See Also Add The Milk:

The dairy industry in the U.S. was alarmed over the threat that the "filled" and "imitation" milks posed to the fluid, fresh milk market. These new products made significant inroads in the milk market in 1967 and in some states, such as Arizona, took over as much as 5% of the fluid milk sales. Filled milk was made from skim milk or skim milk solids reconstituted with vegetable fat rather than milk fat. The imitation milks on the U.S. market had sodium caseinate as a base, together with vegetable fat and a particular flavoring agent. The ingredient costs permitted these products to be retailed at eight to ten cents per gallon cheaper than fresh milk.

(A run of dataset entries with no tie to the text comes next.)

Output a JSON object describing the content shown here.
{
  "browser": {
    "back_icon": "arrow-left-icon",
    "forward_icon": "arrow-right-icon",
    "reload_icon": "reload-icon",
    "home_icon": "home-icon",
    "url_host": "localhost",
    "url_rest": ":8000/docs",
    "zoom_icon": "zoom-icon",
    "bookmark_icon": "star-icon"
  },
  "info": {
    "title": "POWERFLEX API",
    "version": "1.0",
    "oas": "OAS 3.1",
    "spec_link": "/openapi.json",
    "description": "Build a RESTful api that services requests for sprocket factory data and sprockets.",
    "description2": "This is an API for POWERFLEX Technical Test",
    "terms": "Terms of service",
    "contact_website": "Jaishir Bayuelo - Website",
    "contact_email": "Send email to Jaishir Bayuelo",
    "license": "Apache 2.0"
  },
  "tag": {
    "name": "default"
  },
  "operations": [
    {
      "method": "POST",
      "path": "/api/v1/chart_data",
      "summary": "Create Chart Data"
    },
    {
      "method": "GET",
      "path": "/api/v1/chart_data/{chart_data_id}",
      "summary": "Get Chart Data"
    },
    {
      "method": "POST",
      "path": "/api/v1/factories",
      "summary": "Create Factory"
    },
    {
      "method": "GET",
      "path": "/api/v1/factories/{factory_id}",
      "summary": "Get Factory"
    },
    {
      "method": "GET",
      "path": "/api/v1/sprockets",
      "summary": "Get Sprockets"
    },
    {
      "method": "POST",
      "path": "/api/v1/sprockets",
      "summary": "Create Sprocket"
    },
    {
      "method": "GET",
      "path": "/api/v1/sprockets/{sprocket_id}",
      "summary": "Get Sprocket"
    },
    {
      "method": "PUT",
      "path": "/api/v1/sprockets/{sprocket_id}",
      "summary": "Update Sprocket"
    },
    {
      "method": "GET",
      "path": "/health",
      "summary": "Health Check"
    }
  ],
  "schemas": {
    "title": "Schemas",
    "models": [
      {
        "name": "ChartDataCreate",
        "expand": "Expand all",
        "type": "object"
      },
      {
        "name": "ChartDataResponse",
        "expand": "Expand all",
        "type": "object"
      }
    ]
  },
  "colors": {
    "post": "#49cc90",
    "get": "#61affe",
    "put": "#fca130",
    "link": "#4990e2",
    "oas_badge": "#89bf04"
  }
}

Cheese is made from ripened milk curds and if made from full cream milk will contain most of the food properties of the milk. Although there are really only three categories of cheese (soft, hard pressed and blue), variations in the process of making it produce over 2,000 different kinds. The main variables are the type of milk used and the conditions under which the source animal was fed. In add the milkition, the methods of maturing the cheese greatly affect it [5],


On The Other Hand See Cluster Milk Snakes:

Reproduction: Oviparous; 6-24 eggs deposited June-August in piles of sawdust, manure, rubbish heaps, under logs, boards, in loose soil, and in sand; sometimes eggs adhere in a cluster milk snakes Milk snakes are usually not hardy in captivity. The majority of them refuse to take food and are also secretive in habit. They should not be killed as they are of great economic value.

In the wild, milk and king snakes feed on mice and other small rodents, birds, lizards, and other snakes. Scarlet king snakes also feed on insects and fish. Give native food to scarlet king (see Part III). Give other milk and king snakes native food; also give earth¬worms; in addition, they may take freshly killed rats and mice dropped in cage. Water—Use small, flat container; place in center of cage.